A machine which feeds George stopped working hours earlier, meaning that instead of the two litres of vitamins which the four-year-old should have received, he was given just five millilitres.
By the time George, who has an undiagnosed gastro condition, arrived at Wembley, he was so exhausted he had to be given IV fluids in the stadium’s first aid room.
Mum Emma, 32, who watched the Black Cats Capital One Cup final game against Manchester City with husband Neil, 33, of Farringdon, and dad David Cassidy, 58, said the day got off to a rocky start.
She said: “We carry the IV fluids around with us so we had to give him them and he had an hours sleep in a chair.
“Luckily when he woke up he was lively. It was like someone charged his batteries.
“People watching him on the telly or looking at the pictures would never know that one hour before he was on the pitch he was asleep.”
The little lad, who has now led the team out for four matches, was taken to watch the players warm up on the pitch and given a welcome by head coach Gus Poyet.
Emma added: “He recognised George and they had a laugh together which was amazing.
“It was a great experience for me and Neil as we watched it all happen.
“John O’Shea was great with George.
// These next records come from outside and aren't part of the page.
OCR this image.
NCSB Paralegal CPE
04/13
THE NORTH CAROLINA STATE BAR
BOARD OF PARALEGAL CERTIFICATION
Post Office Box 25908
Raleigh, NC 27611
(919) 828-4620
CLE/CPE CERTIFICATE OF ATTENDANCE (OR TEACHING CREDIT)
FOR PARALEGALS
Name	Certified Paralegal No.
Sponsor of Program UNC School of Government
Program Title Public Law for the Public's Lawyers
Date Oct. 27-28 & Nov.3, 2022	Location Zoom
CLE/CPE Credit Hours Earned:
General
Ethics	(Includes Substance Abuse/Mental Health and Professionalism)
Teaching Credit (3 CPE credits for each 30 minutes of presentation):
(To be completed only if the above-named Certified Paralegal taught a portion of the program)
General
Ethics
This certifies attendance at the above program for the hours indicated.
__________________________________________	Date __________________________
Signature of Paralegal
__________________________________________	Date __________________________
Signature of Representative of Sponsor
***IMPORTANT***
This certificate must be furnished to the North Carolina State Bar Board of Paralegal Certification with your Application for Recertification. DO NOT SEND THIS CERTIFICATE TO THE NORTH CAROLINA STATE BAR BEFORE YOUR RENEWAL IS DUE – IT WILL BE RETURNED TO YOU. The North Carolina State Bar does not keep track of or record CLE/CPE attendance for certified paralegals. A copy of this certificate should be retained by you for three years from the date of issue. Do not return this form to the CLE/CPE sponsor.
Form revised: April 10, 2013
He recognised him straight away and took him by the hand.
“When there was 20 minutes to go George was saying ‘look they need me on the pitch, can I go down?’”
Emma, also mum to Ava, five, said that the family are grateful to Sunderland AFC for the support it has given her family, as well as the support from fans and Wearside residents.
“You couldn’t hear it on the telly, but the whole of the Sunderland supporters’ side at Wembley was shouting ‘there’s only one George Johnson when he came out onto the pitch,’” said Emma.
“The support that George gets from the club is just amazing.
“This was the first time we have been to London and it hasn’t been for a hospital visit.”
A campaign to send George and his family to America so he can receive a diagnosis for his condition has so far raised more than £40,000.
Team George now aims to continue to raise money for whatever medical treatment he may need in the USA.
Emma is hoping her son, who is currently suffering from prolapses and bowel problems which are affecting his kidneys, will be admitted to Great Ormond Street Children’s Hospital to see a consultant.
“We were hoping he would go in, in January,” she said. “But that hasn’t happened yet.
“We can’t get a date to go to America until we have seen a consultant. At the moment, we are just trying to keep the kids as happy and in as much of a normal routine as possible. And we are continuing to try and raise money for any treatment George will need, and raise awareness of gastro conditions.”